Vaud

12 janvier 2010 19:05; Act: 12.01.2010 19:12 Print

Des députés contre le vote électronique

Les adversaires du vote électronique montent au front. Des députés vaudois, allant d'A Gauche toute! jusqu'à l'UDC, le jugent même dangereux pour la démocratie. Ils ont déposé mardi une motion demandant au canton de l'interdire.

Une faute?

Même si Internet est entré dans la vie quotidienne de tout un chacun, cette tendance ne doit pas «franchir la porte des bureaux de vote», a affirmé le socialiste Jean Christophe Schwaab. Il y a péril pour la démocratie, selon lui, tout en reconnaissant qu'il se sert sans cesse de ce moyen pour diverses tâches, y compris financières.

Ce groupe «interpartis», où l'on retrouve notamment Fabienne Despot (UDC), Frédéric Borloz (PRD), Isabelle Chevalley (Alliance du Centre) et Bernard Borel (A gauche toute!), a détaillé une longue série d'arguments contre le vote électronique. Déficit démocratique, banalisation de l'acte civique, risque de fraude important: il n'a que des défauts.

Risque élevé de fraude

Présent à la conférence de presse, le conseiller aux Etats vaudois vert Luc Recordon a souligné que lui aussi allait déposer en mars à Berne un texte sur cette thématique. La menace de voir des votes truqués par l'électronique «n'est pas du tout une illusion». «Je ne suis pas le seul à m'inquiéter», malgré le fort «lobby» des Suisses de l'étranger en faveur d'une procédure électronique, a assuré le sénateur.

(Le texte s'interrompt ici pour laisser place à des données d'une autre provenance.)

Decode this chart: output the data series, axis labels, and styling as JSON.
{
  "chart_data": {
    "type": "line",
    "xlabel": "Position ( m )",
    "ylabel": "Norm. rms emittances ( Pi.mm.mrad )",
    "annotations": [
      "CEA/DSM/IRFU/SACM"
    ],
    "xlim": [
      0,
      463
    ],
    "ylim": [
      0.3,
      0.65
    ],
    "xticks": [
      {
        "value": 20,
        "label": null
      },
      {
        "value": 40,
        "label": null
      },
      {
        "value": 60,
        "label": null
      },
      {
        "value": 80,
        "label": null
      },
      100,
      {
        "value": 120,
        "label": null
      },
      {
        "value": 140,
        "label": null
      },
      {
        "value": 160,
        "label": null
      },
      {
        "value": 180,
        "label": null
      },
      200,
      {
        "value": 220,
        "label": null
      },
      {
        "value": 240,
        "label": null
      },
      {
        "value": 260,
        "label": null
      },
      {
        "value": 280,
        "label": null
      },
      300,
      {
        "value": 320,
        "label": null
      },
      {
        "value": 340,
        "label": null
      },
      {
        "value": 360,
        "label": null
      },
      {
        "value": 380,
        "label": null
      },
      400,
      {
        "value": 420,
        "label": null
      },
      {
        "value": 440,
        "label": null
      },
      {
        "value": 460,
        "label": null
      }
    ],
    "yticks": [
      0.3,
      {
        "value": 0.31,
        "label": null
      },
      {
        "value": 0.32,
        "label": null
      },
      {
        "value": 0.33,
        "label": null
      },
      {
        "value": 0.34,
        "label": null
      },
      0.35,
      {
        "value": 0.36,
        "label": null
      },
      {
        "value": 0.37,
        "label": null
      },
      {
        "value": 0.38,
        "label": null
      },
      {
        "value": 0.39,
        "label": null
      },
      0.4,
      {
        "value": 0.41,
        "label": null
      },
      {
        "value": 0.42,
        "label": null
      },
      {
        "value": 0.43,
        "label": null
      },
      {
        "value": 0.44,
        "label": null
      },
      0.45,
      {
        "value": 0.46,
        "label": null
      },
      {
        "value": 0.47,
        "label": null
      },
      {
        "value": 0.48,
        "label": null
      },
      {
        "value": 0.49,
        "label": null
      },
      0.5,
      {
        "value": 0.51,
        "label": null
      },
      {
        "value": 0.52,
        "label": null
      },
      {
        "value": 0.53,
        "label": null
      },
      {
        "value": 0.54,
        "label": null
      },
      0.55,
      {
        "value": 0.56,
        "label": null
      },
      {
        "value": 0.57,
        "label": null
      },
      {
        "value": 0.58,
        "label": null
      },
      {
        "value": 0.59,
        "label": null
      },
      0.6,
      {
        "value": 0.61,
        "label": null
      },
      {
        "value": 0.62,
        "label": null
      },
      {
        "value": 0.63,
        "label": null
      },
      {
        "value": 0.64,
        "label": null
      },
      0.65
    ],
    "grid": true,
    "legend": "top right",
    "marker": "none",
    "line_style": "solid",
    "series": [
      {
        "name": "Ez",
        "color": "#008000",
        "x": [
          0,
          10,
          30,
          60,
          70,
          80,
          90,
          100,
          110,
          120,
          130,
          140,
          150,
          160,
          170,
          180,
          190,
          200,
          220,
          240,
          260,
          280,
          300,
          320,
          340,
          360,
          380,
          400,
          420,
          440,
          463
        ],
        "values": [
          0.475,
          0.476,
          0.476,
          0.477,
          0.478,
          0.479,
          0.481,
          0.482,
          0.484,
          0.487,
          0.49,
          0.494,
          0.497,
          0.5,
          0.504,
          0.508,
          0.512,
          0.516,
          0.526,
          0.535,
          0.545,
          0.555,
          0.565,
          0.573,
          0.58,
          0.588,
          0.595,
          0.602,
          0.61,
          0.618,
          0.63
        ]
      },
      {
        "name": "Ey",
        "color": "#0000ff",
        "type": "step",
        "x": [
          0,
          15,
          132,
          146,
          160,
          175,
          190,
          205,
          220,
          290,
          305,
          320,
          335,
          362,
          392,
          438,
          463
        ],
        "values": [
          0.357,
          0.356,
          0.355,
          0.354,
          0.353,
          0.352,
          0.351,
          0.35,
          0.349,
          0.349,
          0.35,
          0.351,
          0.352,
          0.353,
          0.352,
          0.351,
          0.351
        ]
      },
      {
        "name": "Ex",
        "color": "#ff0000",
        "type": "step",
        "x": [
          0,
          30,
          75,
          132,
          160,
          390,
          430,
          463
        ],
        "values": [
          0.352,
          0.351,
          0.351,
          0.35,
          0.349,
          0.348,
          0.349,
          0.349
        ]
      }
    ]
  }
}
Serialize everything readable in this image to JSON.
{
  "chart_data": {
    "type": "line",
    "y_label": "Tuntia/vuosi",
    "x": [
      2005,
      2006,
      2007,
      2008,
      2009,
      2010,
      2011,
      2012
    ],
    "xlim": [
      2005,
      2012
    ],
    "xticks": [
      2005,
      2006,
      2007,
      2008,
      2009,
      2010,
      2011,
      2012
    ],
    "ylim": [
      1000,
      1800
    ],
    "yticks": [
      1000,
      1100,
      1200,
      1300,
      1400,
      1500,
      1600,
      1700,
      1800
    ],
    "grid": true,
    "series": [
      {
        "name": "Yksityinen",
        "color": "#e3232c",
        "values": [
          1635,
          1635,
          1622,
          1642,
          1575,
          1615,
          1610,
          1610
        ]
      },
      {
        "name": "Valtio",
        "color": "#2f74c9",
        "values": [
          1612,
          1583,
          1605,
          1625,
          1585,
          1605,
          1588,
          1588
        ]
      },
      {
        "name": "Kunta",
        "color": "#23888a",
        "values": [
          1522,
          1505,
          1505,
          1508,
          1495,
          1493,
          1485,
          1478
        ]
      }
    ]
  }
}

Pour Jacques-André Haury, la démocratie doit se transmettre de manière vivante et mérite un effort. Voter par un clic de souris mène à l'abrutissement, selon lui. Il faut maintenir «une différence claire» entre un sondage sur Internet et un acte aussi fondamental que de voter ou d'élire.

Réservé à une minorité

Pour Frédéric Borloz, chef du groupe radical au Grand Conseil, il ne faut pas banaliser l'acte civique, surtout que le processus du vote électronique n'est pas compréhensible par tout le monde. «Une bonne partie de la population n'est pas familière» de ces instruments, a-t-il déclaré.

Malgré l'exemple genevois, qui marche «assez bien», les députés considèrent qu'il faut «arrêter les frais» et stopper cette mode qui préconise de passer le plus vite possible au vote électronique. Leur motion demande au Conseil d'Etat de ne pas gaspiller l'argent des contribuables pour des projets «qui remettent en cause certains principes importants de notre démocratie».